Mejer besuchte die Lateinschule in Flensburg und schrieb sich 1591 für das Studium der Evangelischen Theologie an der Universität Jena ein. Nach der Promotion zum Magister im Jahr 1594 studierte er ab 1599 an der Universität Tübingen. 1601 wurde er zum Rektor der Lateinschule und zweitem Schlossprediger in Hadersleben ernannt. 1607 folgte er auf seinen Onkel Jürgen Schröder als Pastor der dortigen Marienkirche. 1612 wechselte er an die Kieler Nikolaikirche und 1616 an die St.-Petri-Kirche in Kopenhagen. An dieser Kirche der deutschen Gemeinde bekam er ein Gehalt von 1300 Reichstalern. Da er in den späteren Lebensjahren Comoediae sacrae, lateinische Schulkomödien zu Inhalten der Bibel schrieb, ist davon auszugehen, dass er in Kopenhagen auch als Lehrer arbeitete. Von den Komödien erschien nur die Lampades über das Gleichnis von den klugen und törichten Jungfrauen in gedruckter Form.
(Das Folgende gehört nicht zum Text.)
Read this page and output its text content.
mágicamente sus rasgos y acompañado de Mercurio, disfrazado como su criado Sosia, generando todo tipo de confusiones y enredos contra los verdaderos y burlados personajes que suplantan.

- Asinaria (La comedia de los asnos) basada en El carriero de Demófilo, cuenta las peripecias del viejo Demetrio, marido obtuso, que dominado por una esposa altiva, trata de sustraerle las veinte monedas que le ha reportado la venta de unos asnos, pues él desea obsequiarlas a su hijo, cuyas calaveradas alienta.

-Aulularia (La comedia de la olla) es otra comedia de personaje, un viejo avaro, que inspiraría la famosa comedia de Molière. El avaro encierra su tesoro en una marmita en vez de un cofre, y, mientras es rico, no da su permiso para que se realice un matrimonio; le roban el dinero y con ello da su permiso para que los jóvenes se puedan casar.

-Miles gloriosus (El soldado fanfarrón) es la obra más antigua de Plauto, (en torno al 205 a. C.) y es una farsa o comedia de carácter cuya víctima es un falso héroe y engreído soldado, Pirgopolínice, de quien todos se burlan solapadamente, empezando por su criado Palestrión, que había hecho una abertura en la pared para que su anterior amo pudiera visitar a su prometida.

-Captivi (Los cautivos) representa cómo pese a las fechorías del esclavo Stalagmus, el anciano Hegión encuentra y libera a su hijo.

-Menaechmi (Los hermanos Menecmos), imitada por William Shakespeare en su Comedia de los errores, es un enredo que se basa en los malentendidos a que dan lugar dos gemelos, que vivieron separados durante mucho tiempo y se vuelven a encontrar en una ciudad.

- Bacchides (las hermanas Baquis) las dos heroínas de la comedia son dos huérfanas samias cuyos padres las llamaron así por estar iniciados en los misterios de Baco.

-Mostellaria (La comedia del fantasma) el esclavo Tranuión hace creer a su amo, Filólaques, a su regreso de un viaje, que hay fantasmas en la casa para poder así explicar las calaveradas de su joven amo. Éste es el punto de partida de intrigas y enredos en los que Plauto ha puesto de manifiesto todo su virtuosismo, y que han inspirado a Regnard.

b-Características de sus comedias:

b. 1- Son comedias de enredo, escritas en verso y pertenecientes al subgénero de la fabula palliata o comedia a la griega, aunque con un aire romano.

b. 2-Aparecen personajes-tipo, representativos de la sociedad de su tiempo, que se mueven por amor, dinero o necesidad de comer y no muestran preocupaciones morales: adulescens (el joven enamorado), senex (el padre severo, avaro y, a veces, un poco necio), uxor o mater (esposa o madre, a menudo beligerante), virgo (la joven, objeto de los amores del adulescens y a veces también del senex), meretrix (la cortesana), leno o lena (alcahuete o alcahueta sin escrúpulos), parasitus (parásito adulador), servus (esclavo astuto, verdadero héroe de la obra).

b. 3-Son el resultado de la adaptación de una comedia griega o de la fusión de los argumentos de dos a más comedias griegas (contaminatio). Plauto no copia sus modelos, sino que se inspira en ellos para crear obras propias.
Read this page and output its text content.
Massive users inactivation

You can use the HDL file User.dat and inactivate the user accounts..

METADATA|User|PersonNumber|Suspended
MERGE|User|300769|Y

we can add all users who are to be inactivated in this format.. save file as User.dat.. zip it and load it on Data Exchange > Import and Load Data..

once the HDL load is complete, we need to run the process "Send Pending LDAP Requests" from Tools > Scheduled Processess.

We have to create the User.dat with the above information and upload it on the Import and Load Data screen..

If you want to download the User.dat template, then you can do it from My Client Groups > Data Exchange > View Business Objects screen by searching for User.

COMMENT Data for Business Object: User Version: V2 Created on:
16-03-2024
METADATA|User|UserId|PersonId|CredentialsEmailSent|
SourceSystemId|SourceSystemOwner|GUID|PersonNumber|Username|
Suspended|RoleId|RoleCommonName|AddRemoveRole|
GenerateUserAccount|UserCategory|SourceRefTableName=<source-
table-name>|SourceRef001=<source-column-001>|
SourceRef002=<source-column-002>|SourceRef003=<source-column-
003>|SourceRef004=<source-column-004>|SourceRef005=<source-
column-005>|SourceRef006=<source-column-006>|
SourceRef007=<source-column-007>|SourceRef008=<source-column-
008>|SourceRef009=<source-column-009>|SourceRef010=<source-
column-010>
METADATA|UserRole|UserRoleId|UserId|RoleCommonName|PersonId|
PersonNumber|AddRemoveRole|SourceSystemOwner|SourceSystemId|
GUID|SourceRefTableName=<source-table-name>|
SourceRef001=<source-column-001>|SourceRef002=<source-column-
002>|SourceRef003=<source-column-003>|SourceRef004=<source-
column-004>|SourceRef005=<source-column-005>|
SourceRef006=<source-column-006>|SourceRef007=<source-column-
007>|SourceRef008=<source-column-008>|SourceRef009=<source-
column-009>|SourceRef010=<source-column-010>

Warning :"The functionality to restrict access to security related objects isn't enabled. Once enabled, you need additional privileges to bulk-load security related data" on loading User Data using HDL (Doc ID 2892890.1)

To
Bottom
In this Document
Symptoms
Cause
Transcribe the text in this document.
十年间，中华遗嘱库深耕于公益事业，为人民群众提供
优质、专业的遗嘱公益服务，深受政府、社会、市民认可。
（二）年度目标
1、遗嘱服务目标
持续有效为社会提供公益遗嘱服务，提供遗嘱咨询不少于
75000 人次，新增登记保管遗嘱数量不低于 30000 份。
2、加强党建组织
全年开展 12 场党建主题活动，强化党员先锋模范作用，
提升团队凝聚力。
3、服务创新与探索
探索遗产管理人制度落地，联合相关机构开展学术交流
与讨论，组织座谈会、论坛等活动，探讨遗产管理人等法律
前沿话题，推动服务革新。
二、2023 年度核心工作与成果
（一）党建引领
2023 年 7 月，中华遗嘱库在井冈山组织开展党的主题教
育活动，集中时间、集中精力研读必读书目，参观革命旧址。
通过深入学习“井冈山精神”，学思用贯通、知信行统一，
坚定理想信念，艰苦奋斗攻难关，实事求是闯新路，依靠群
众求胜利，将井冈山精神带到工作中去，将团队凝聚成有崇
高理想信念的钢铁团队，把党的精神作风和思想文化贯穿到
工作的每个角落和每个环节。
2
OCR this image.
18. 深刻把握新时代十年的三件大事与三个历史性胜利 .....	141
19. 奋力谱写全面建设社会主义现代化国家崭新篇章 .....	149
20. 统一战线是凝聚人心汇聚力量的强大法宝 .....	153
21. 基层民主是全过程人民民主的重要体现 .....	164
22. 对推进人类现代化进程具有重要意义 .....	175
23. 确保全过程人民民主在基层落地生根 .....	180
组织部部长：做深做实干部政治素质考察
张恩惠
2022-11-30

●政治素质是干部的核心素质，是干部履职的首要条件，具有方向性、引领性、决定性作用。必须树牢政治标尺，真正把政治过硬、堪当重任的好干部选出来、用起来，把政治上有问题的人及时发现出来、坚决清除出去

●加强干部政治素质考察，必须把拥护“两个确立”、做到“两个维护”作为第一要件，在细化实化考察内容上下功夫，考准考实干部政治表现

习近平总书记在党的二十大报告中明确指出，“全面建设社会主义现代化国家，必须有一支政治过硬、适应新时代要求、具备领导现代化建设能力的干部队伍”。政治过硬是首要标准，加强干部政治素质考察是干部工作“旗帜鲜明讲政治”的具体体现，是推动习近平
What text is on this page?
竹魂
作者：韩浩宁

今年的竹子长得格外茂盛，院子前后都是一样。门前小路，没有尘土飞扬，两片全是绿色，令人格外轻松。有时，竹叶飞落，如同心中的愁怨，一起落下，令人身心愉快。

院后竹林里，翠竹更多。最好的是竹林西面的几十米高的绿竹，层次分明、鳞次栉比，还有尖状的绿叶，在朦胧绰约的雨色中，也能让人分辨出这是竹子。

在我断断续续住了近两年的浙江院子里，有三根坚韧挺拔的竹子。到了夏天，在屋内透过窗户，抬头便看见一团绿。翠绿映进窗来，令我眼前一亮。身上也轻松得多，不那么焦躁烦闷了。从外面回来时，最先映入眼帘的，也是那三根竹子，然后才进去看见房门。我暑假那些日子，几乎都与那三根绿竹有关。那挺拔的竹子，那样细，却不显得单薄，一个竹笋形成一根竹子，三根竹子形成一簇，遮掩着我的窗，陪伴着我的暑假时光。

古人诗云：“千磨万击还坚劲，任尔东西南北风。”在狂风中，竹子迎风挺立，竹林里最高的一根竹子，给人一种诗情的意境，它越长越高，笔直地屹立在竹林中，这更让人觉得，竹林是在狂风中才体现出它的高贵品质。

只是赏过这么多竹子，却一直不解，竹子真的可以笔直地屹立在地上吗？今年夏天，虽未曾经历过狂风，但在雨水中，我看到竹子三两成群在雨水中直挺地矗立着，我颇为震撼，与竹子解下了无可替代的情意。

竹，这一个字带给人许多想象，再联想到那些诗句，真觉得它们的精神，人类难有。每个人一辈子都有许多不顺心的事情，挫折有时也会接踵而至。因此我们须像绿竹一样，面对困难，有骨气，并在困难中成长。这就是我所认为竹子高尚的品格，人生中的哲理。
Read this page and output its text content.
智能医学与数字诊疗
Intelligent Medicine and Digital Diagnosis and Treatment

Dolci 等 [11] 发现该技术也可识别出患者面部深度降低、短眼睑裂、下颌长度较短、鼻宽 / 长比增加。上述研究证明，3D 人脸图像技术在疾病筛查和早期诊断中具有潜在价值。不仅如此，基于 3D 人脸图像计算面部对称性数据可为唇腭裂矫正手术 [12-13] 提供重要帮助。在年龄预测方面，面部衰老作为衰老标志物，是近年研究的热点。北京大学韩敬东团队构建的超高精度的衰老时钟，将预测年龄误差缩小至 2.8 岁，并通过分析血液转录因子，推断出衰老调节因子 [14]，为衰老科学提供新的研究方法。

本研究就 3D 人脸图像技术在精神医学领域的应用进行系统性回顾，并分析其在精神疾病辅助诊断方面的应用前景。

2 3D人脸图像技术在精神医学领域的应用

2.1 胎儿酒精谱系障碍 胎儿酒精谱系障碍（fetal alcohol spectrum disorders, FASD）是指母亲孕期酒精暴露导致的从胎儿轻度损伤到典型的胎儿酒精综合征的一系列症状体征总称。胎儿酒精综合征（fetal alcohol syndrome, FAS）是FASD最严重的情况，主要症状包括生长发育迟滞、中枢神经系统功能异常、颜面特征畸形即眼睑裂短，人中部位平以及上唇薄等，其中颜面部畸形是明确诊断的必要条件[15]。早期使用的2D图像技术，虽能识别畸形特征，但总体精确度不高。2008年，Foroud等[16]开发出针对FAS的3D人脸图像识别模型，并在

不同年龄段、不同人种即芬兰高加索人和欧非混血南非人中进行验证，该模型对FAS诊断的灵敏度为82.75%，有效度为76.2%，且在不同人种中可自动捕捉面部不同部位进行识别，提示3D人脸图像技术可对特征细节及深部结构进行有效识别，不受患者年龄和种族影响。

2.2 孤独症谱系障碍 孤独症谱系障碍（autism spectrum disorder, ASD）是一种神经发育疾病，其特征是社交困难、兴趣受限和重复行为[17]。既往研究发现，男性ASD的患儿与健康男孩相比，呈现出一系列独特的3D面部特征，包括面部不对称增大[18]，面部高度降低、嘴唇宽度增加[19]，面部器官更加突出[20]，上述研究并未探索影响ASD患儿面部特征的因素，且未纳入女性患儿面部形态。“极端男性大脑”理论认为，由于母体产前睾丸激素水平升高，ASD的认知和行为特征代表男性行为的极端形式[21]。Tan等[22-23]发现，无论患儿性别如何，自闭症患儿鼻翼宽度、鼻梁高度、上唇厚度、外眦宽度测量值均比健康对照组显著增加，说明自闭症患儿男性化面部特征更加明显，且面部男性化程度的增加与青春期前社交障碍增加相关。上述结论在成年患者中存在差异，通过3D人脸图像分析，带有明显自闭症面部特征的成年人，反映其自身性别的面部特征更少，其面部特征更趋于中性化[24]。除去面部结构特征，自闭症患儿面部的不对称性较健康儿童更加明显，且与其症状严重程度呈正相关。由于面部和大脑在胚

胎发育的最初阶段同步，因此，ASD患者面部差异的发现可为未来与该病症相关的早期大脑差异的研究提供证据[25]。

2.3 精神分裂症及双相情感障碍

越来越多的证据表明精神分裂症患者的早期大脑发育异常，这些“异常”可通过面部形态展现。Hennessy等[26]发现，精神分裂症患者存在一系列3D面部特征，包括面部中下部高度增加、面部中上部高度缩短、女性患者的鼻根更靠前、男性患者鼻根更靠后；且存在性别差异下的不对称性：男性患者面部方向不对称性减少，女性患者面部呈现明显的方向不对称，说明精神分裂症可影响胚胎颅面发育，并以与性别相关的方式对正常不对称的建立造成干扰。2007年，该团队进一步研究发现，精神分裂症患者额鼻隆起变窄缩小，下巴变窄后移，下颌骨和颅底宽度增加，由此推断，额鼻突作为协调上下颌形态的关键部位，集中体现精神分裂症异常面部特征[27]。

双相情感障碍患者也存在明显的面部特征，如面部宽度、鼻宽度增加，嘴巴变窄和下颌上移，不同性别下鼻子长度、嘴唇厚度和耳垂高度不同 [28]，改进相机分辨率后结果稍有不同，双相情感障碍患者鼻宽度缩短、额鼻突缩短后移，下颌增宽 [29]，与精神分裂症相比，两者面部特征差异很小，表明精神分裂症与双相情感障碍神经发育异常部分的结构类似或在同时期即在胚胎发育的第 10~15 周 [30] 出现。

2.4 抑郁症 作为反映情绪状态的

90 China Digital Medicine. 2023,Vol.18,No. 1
Mejer beschäftigte sich offensichtlich lieber mit humanistischen Studien als mit seinen Aufgaben als Pastor. 1633 hatte er einen Konflikt mit dem seeländischen Bischof Hans Poulsen Resen, der ihn beschuldigte, das dänische Kirchenrecht zu missachten, da examinierte deutsche Studenten seine Predigten übernahmen. Aufgrund der offensichtlich richtigen Vorwürfe wurde Mejer verurteilt und sollte seine Ämter verlieren. Ein Gnadenerweis konnte dieses abwenden, sodass er das Amt bis Lebensende behielt.

FamilieBearbeiten

Am 7. Oktober 1604 heiratete Mejer in erster Ehe Botilde Tolner. Aus dieser Ehe stammt Johannes Mejer. In zweiter Ehe heiratete er vermutlich Agathe, deren Vater Christian Petri Landschreiber von Nordstrand war.

WerkeBearbeiten

  • Lampades. Comoedia sacra ex cap. XXV. Matthaei Evangelistae. Hamburg: 1621
Digitalisat, Dänische Königliche Bibliothek

LiteraturBearbeiten

  • Dieter Lohmeier: Mejer, Bernhard. In: Schleswig-holsteinisches biographisches Lexikon. Band 5. Wachholtz, Neumünster 1979, ISBN 3-529-02645-X, S. 159–160.